En China, en Grecia y entre los hebreos podemos encontrar mitos en los que el ser humano muestra su desconcierto ante Dios o los dioses por carecer de una naturaleza definida, semejante a la que sí parecen poseer los animales. El desenlace de esos mitos suele ser que la divinidad explica al perplejo humano que él mismo tiene que buscar y crear su naturaleza. Esa es, precisamente, la idea a la que llegó el propio Aristóteles, para quien la naturaleza del ser humano sólo puede definirse por su carácter social, ya que, más allá de eso, "la naturaleza del ser humano consiste en no tener naturaleza". Por eso, el ser humano debe, como decía el maestro de su maestro Platón (es decir, Sócrates), conocerse a sí mismo y hacerse haciendo. El jugador de baloncesto Shaquille O’Neal explicaba que su entrenador Phil Jackson le había enseñado esa gran verdad de Aristóteles: “Somos lo que hacemos”. Así que cada vez que salía a la pista se dedicaba a demostrar quién era él, en vez de decirlo una y otra vez en las ruedas de prensa, como su rival entonces en el equipo de Los Angeles Lakers, Kobe Bryant.



Pico de la Mirandola

En opinión de Aristóteles, mientras que los animales están condicionados de manera casi absoluta por su alma o naturaleza vegetativa o animal, el alma intelectiva que poseemos los humanos nos permite modificar nuestra identidad.

El filósofo al que Aristóteles más admiraba, Demócrito, lo dijo en una de sus excelentes reflexiones: “La naturaleza y la instrucción poseen cierta similitud, puesto que la instrucción trasforma al hombre y, al transformarlo, produce su naturaleza”.
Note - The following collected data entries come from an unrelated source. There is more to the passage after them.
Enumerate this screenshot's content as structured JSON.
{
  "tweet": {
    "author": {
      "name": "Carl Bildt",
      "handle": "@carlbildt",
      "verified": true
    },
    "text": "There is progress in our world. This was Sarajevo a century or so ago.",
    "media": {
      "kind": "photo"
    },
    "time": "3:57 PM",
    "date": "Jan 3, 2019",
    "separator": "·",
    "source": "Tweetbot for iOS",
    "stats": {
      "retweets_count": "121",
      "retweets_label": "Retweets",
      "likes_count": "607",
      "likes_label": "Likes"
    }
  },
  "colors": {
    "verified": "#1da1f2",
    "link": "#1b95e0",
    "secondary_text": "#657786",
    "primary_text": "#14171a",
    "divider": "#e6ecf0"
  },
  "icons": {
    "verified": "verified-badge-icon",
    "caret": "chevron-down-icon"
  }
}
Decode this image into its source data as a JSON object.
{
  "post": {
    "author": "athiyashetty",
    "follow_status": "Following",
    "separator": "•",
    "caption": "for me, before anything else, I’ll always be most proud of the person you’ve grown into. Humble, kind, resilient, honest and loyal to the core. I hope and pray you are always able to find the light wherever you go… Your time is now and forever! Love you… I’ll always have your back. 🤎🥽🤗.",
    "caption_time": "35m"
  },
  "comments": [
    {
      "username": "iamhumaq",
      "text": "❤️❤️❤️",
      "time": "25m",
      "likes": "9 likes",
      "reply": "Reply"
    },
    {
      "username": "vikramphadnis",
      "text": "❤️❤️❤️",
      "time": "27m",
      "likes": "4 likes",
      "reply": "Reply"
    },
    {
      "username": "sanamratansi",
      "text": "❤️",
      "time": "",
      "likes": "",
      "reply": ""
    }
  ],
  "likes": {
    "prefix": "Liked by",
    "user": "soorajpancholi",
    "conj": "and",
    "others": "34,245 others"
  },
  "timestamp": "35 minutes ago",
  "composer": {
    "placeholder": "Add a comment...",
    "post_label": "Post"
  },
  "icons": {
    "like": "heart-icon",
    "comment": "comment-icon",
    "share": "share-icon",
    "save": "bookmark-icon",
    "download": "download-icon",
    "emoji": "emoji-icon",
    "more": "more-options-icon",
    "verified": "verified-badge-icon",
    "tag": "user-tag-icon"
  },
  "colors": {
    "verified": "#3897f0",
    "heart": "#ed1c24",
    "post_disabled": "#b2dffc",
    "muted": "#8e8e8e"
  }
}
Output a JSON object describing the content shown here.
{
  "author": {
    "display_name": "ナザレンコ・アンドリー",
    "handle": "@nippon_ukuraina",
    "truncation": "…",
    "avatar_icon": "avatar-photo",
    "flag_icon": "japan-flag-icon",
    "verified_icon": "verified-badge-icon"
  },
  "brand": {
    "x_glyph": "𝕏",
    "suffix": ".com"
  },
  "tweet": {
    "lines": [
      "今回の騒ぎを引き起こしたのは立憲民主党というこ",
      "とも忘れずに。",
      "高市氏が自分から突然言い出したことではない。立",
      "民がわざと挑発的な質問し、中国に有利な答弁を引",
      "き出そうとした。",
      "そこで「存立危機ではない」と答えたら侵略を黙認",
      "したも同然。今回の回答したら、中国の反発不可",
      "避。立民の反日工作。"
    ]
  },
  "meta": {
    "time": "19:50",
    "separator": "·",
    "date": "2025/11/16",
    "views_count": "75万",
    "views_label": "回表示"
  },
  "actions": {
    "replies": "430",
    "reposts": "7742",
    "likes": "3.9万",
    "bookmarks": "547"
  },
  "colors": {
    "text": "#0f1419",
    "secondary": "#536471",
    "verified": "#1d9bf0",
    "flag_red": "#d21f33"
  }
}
Pero quien quizá lo dijo mejor que nadie fue Pico de la Mirandola en su Discurso de la naturaleza humana, cuando Dios explica a Adán por qué no le ha dado una naturaleza definida como la de los animales. Vale la pena citar el pasaje íntegro:

Oh Adán, no te he dado ni un lugar determinado, ni un aspecto propio, ni una prerrogativa peculiar, con el fin de que poseas el lugar, el aspecto y la prerrogativa que conscientemente elijas y que de acuerdo con tu intención obtengas y conserves. La naturaleza definida de los otros seres está constreñida por las precisas leyes por mí prescriptas. Tú, en cambio, no constreñido por estrechez alguna, te la determinarás según el arbitrio a cuyo poder te he consignado. Te he puesto en el centro del mundo para que más cómodamente observes cuanto en él existe. No te he hecho ni celeste ni terreno, ni mortal ni inmortal, con el fin de que tú, como árbitro y soberano artífice de ti mismo, te informases y plasmases en la obra que prefirieses. Podrás degenerar en los seres inferiores que son las bestias, podrás regenerarte, según tu ánimo, en las realidades superiores que son divinas.

Quizá de este modo se entienda por qué puedo pensar al mismo tiempo que estamos programados y que somos programables (tanto por nosotros mismos como por la sociedad). La semana que viene intentaré distinguir entre lo que está y lo que no está en los genes.